Pour autoriser le devancement par la droite sur les autoroutes

Il devrait être permis de devancer une file de véhicules par la droite sur les autoroutes et ...
Pour autoriser le devancement par la droite sur les autoroutes

Il devrait être permis de devancer une file de véhicules par la droite sur les autoroutes et les semi-autoroutes. L'interdiction de dépasser serait en revanche maintenue. Le Conseil des Etats a approuvé mardi par 30 voix contre 8 une motion du National.

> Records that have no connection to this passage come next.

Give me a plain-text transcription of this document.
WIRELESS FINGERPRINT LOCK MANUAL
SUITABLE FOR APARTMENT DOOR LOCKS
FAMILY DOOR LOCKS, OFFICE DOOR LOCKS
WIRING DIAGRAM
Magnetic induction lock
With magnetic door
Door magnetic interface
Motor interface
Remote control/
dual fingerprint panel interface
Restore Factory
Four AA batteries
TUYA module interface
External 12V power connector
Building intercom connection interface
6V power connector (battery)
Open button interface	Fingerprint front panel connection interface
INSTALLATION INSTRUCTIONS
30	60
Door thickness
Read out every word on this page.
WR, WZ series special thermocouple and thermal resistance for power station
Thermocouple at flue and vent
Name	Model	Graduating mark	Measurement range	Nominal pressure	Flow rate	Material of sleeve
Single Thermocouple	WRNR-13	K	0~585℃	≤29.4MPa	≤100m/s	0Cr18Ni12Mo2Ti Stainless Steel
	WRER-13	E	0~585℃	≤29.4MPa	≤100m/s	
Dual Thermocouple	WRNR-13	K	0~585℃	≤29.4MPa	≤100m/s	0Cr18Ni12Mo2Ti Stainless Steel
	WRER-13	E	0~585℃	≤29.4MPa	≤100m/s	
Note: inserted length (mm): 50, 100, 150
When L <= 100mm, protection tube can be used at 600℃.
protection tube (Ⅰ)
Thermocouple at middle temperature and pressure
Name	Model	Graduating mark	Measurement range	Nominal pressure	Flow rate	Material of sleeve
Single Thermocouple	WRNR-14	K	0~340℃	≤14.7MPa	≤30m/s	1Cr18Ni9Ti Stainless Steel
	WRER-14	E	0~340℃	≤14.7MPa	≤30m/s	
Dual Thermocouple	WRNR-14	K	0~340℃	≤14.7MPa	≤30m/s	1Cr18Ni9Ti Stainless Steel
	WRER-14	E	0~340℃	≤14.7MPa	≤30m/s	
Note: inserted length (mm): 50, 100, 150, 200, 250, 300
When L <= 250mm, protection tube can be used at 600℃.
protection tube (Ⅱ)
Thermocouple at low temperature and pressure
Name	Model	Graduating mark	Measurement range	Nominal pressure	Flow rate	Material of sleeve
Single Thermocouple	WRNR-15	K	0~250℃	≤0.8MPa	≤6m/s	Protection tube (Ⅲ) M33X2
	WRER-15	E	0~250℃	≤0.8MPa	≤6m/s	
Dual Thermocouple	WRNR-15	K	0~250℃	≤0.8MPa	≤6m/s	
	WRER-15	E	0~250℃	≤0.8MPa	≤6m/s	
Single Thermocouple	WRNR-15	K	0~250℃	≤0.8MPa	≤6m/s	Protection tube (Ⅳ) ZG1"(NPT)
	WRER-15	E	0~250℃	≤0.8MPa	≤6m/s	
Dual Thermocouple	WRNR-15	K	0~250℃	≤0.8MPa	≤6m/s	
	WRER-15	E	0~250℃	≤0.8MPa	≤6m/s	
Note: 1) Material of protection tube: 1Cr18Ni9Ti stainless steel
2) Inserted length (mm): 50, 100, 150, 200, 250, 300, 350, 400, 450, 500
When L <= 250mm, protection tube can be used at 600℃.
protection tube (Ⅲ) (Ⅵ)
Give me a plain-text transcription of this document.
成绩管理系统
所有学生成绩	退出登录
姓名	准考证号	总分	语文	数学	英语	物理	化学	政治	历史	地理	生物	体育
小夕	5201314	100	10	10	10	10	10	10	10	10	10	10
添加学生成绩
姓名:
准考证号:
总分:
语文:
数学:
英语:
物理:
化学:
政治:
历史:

Le texte déposé par Thierry Burkart (PLR/AG) vise à mieux utiliser la voie de droite. Comme dépasser par la droite est actuellement sanctionné par le retrait du permis de conduire, de nombreux automobilistes s'abstiennent de devancer par la droite même lorsque le volume du trafic est dense.

Selon l'auteur de la motion, il faut distinguer clairement un devancement et un dépassement (contourner un véhicule pour se réinstaller dans la file), autoriser le premier et maintenir l'interdiction pour le second. Le Conseil fédéral a souscrit à la motion. De nombreux pays européens prévoient des exceptions en ce sens.

Pas convaincus

Une poignée de sénateurs n'étaient pas convaincus. Il n'y a pas d'élément qui permette de dire que la sécurité sera augmentée, a critiqué noté Géraldine Savary (PS/VD). Le droit en vigueur permet en outre déjà le devancement par la droite sur les tronçons servant à la présélection, sur les voies d’accélération et en cas de circulation en files parallèles.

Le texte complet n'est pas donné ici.